This weekend, United States Border Patrol agents detected 24 Cuban rafters trying to enter the country.
This was confirmed via Twitter with the following message: “over the weekend, US Border Patrol agents and LE partners responded to a migrant landing in Dry Tortugas National Park and encountered 24 Cuban migrants.”
According to the information provided, one of the Cubans was transferred to an area hospital due to dehydration.
In January of this year, before the announcement of the humanitarian parole for Cubans, federal authorities they had to close Dry Tortugas National Park (almost 70 miles west of Key West) for the arrival of almost 300 people on rafts.
Although the numbers of emigration by sea have decreased and immigration policies have been tightened, there are still Cubans who try to reach the United States in homemade boats.
Since last April 27, migrants who are intercepted at sea will be indefinitely ineligible for humanitarian parole processes for Cubans and Haitians.

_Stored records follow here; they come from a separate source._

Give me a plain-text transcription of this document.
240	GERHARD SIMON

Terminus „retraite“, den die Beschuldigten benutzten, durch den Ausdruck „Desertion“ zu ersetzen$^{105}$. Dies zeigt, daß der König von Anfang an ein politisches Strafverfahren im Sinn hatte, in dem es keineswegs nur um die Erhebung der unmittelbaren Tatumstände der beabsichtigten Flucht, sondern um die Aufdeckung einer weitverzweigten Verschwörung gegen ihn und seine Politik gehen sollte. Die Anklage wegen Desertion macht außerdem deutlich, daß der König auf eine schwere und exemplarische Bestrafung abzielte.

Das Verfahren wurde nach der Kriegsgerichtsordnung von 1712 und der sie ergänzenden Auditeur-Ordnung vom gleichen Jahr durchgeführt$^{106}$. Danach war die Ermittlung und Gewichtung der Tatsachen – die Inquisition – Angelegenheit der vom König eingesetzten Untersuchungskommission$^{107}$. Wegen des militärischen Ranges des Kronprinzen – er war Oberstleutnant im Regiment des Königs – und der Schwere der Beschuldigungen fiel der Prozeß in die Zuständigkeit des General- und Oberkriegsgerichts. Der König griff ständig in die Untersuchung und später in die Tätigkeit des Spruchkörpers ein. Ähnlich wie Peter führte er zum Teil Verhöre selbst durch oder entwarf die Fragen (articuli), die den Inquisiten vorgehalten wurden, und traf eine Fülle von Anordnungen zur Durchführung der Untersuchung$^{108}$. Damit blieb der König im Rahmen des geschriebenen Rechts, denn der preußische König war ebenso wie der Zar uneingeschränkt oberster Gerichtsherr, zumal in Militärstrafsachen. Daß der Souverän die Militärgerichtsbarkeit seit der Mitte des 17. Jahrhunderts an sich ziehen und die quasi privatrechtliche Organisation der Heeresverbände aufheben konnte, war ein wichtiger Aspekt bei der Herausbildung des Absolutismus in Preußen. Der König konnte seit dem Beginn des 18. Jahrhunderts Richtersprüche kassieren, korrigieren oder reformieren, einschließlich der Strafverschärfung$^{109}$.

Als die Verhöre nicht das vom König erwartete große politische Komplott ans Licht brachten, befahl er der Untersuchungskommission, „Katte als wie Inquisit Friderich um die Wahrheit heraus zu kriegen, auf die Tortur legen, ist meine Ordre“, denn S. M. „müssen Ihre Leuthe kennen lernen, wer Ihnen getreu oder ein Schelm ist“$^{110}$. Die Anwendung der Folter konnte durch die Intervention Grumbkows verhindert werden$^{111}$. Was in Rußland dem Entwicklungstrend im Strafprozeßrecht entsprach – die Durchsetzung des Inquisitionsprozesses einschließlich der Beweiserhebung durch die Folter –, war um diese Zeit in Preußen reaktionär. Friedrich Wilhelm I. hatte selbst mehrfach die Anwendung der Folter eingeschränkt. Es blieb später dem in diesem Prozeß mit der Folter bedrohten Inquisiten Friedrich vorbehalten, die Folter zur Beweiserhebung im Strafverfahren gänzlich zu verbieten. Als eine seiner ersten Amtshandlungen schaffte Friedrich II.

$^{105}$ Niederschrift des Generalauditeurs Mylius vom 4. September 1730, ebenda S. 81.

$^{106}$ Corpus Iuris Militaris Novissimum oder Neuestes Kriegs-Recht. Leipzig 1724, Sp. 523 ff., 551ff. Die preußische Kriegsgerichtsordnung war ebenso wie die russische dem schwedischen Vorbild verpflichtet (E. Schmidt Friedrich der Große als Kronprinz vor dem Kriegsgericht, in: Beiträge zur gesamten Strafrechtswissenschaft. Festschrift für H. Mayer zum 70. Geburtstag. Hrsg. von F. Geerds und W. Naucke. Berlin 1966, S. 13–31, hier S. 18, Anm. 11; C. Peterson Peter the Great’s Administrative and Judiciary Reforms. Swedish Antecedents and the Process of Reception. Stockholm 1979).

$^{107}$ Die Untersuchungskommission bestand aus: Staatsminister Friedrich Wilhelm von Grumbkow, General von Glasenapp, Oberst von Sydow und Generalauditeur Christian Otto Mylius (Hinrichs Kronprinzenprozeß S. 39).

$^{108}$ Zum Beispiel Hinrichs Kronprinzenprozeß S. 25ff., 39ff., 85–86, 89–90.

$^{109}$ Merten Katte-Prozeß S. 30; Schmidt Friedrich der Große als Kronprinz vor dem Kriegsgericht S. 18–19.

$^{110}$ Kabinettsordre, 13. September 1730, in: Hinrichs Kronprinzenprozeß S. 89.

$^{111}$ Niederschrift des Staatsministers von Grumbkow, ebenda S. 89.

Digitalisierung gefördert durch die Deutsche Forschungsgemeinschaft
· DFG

Likewise, the Customs and Border Protection Service (CBP) has reported that those who attempt to enter the United States irregularly and lack a legal basis to remain will be subject to “expedited deportation to their country of origin and ban on re-entry for five years.”
DEPORTATION OF CUBANS
The truth is that after such a risky journey, deportation awaits these Cubans.
In August 2023, the fifth deportation flight to Cuba from the United States took place, with 29 Cubans on board. As it became known, all the migrants returned to the island had an I-220B order. The majority of detainees presented “deportation arrest” forms, however, more than 90% of them were denied.
To date, 287 people have been deported to Cuba on five flights. In the first of them, 123 migrants returned to the country, on April 24.